Mochilero en Kafountine
13 de noviembre de 2019
Me encontraba en la estación de autobuses de Ziguinchor, esperando a que se completaran las plazas del set -place con destino a Kafountine. Mientras aguardaba, me llamó mucho la atención la cantidad de niños que mendigaban. Según lo que había leído, estos niños trabajaban para grupos mafiosos senegaleses que se aprovechaban de su vulnerabilidad y de la fragilidad del sistema democrático estatal para explotarlos. ¿Qué destino les aguardaría a estos niños desamparados en los refugios de estos desalmados en la oscuridad, sin testigos, si ya realizaban a plena luz del día estas actividades?
No obstante, al reflexionar más detenidamente, recordé que en Europa tampoco hace tanto tiempo, los niños también carecían de esa protección social y del reconocimiento de personas por parte de sus mayores. Y eso daba un halo de esperanza para los niños huérfanos de Senegal. Muchas veces se tenían por razones pragmáticas y, sí, también porque no había TV. Cumplían un papel fundamental como mano de obra en sus grupos familiares, donde desde una edad muy temprana, los "más afortunados" asumían responsabilidades domésticas o trabajaban en el campo. En ese contexto, los abusos sexuales no existían, bueno, quiero decir que existían pero rara vez se hacían público. Se convertían en secretos familiares, ya que el honor familiar prevalecía sobre la situación de la victima.

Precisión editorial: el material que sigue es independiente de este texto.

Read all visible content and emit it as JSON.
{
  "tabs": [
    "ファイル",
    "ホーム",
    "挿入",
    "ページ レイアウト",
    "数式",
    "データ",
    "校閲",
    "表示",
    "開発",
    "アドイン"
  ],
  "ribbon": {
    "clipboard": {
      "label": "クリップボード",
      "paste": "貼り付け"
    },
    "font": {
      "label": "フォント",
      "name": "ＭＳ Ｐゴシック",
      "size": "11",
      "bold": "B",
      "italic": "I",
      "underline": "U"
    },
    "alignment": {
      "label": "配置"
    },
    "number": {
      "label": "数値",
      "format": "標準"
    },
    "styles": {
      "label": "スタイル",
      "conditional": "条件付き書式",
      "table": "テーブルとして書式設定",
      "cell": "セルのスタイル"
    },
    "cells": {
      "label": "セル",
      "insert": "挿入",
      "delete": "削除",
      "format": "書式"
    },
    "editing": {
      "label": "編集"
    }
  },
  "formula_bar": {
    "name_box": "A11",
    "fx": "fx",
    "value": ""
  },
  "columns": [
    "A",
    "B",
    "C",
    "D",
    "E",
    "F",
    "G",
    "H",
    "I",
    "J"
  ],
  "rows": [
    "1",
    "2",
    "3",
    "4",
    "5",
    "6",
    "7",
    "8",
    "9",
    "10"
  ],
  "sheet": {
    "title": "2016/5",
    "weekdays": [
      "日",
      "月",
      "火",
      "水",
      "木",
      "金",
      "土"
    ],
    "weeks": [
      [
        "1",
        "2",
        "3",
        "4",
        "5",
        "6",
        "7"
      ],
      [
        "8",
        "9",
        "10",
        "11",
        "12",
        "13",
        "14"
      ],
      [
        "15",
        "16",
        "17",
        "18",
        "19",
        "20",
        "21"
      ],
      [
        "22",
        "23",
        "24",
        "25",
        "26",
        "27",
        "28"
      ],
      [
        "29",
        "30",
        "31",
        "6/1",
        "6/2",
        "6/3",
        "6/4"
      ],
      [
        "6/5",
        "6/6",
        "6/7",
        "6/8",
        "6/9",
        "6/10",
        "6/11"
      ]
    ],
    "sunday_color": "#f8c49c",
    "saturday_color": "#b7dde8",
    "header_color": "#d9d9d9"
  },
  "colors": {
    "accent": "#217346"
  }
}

Mis pocos días en Senegal vi diferencias sustanciales con el país vecino del sur, en comparación con los guineanos, a pesar de que muchos de ellos pertenecían a los mismos grupos étnicos que fueron separados tras la colonización y luego la descolonización, era su diferencia de idiosincrasia, y cómo la geopolítica y sus fronteras invisibles para la naturaleza tenían el poder de transformar, de influenciar. Los senegaleses no eran tan honrados ni tan amables como los habitantes de la antigua colonia portuguesa, Guinea Bissau. Este pequeño país me había enamorado. Sé que es una opinión subjetiva, pero era el mejor país que había estado con diferencia. Así que los habitantes de Senegal, aunque menos simpáticos, tampoco eran unos ogros, solo que estaba haciendo una comparación con un estándar excepcionalmente alto, con el ébano más celestial. Apenas habían pasado unas horas desde que había abandonado Guinea Bisáu, y eso enturbiaba mi juicio ecuánime de este país "francófono" mientras observaba el movimiento en la concurrida estación de autobuses.
La "ruiseñora" no cesaba en su canto, era la que más se notaba en la parada con su verborrea y su seguridad. Tenía el don de tratar con la gente, esa musulmana africana era de trato agradable pero firme como un gran roble, los hombres africanos se acercaban con intenciones indecorosas, pidiéndole su número de teléfono para encuentros más íntimos. Los hombres africanos ardían como la lava y la mujer disfrutaba apagando su fuego de sopetón. Me comentaba, indignada pero con sentido del humor, que aquel hombre esmirriado con ojos libidinosos le acababa de pedir su número de teléfono. ¿ Qué se creía? ¿ Que solo porque una mujer conversara abiertamente con un hombre deseaba una relación más íntima? ¡Vaya mujer! ¡Qué fortaleza y carácter demostraba en un mundo de hombres! Me tenía totalmente fascinado su poder, un poder que nacía de su propio interior, sin ayuda de su posición ni su clase social.
Tardamos tres horas en salir , pero con aquella mujer de espíritu hermoso, era difícil aburrirse. Le caí en gracia, conversamos hasta que nuestros trayectos se separaron. Bajó en un pequeño pueblo sin señalización y se despidió de mí con una gran sonrisa.
Precio del billete de Ziguinchor a Kafountine 350O+1000 por la mochila.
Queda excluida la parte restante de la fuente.